Since the root is always empty and never null, during deletion we can always be checking if we should delete the next node and never have to worry about keeping track of a previous node's lock. Notice also deletion always uses a unique_lock. This ensures that a thread that started behind the deletion thread can never traverse past it. This isn't particularly important, but it does prevent querying find() from returning true for a node that's about to be deleted on another thread. However, if the querying thread started ahead of the deletion thread and stayed ahead, this may still occur.

Thread Queue

template<typename T>
class ThreadQueue {
    struct node {
        std::unique_ptr<T> data; ///< Terminal iff data is null
        std::unique_ptr<node> next;

        node(std::unique_ptr<T> && data) : data(std::move(data)), next(std::make_unique<node>()) {}

        node() : data(nullptr), next(nullptr) {}
    };

    std::unique_ptr<node> head;
    node * tail; ///< Tail always points to a terminal node
    std::mutex headMu, tailMu;
    // Invariant: always lock head before tail if locking both

    std::condition_variable dataCond;

    node* getTail() {
        std::scoped_lock lk(tailMu);
        return tail;
    }
public:
    ThreadQueue() : head(std::make_unique<node>()) {
        tail = head.get();
    }


    template<typename U>
    void push_front(U&& data) {
        auto new_node = std::make_unique<node>(
            std::make_unique<T>(std::forward<U>(data)));
        // allocation doesn't need a lock
        // perform it before getting lock

        // new_node can't be const so we can move it
        {
            std::scoped_lock lk(headMu);
            new_node->next = std::move(head);
            head = std::move(new_node);
        }
        dataCond.notify_one();

        // notifty condition variable after lock unlocks

    }

    template<typename U>
    void push_back(U&& data) {
        auto new_data = std::make_unique<T>(std::forward<U>(data));
        auto next_node = std::make_unique<node>();
        {
            std::scoped_lock lk(tailMu);
            tail->data = std::move(new_data);
            tail->next = std::move(next_node);
            tail = tail->next.get();

        }
        dataCond.notify_one();

    }

    std::optional<std::unique_ptr<T>> pop_front() {
        std::scoped_lock lk(headMu);
        if (head.get() != getTail()) {
            const std::optional<std::unique_ptr<T>> out 
                = { std::move(head->data) };
            head = std::move(head->next);
            // new head is not nullptr because we know head != tail
            return out;
        }
        // due to invariant, if head is tail, then queue is empty
        return {};
    }

    std::unique_ptr<T> wait_pop() {
        std::unique_lock head_lk(headMu);
        dataCond.wait(head_lk, [this]() { return head.get() != getTail(); });
        // will not wait if head.get() != tail

        // head != tail here
        auto data = std::move(head->data);
        head = std::move(head->next);
        return *data;
    }

    bool empty() const {
        std::scoped_lock lk(headMu);
        return head.get() == getTail();
    }
};

For operations requiring both head and tail locks, we must enforce an order in which to lock them.

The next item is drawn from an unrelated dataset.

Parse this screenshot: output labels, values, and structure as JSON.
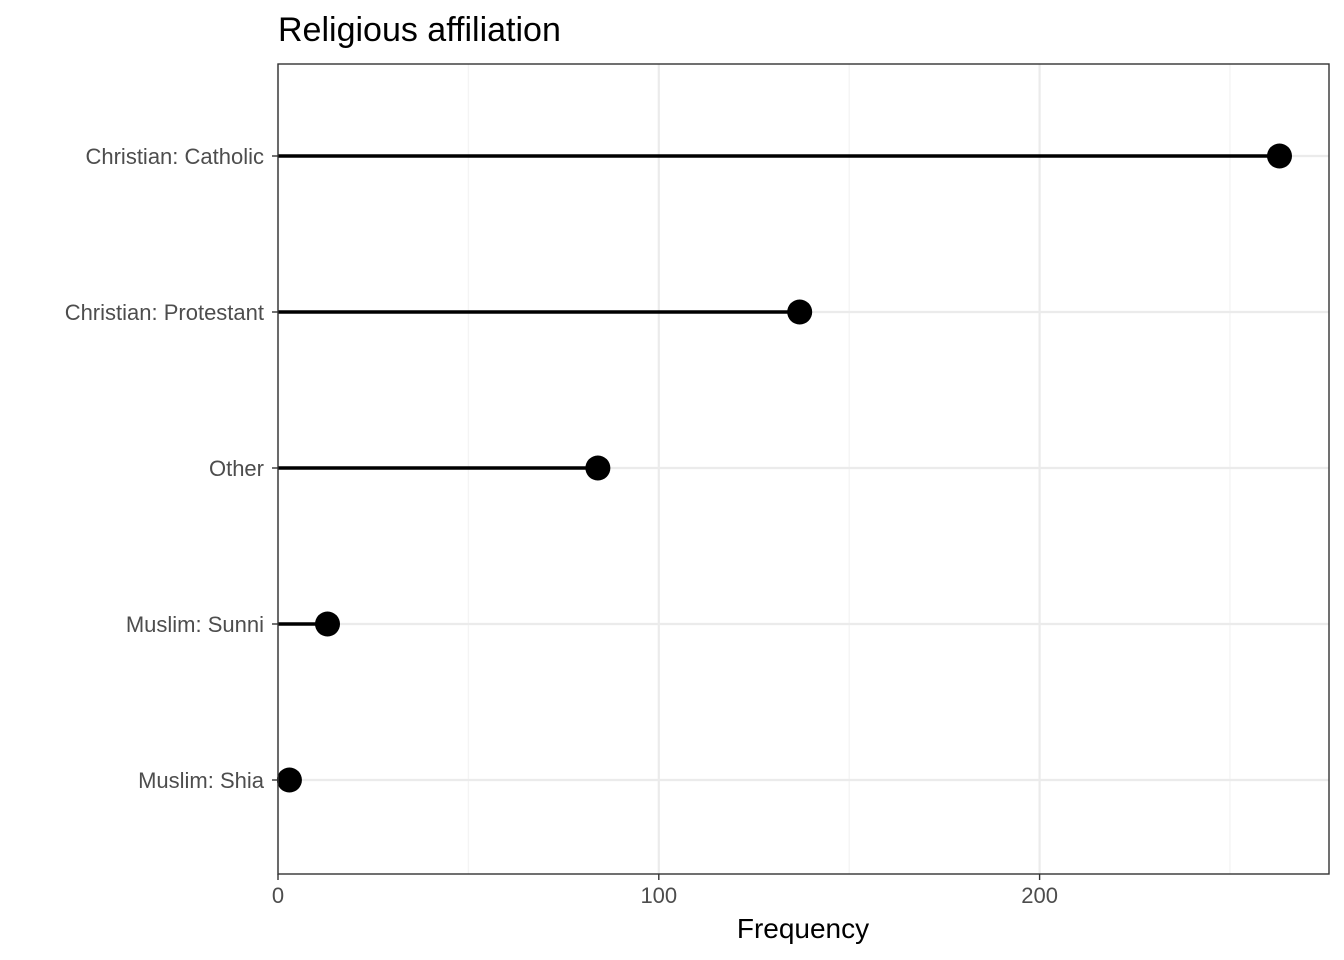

I chose to always lock the head before locking the tail. We create a getTail helper to not forget to lock the tail when doing tail-head comparisons to check emptiness. This class has an invariant that tail always points to a terminal (next pointer is null) node. Therefore, when head.get() == tail, the queue is empty. Also remember: things we want to move cannot be declared const. Move construction/assignment mutates the variable that we move from. Therefore, many of these variables are declared auto even though it may appear that they should be const auto.

Also notice that push_front() doesn't modify the existing head node. This allows two threads to push to the front and back of the queue simultaneously. push_front() adds a new head node, keeping the existing one as is, and push_back() modifies the current terminal node. So even when head.get() == tail, the two operations can occur at the same time.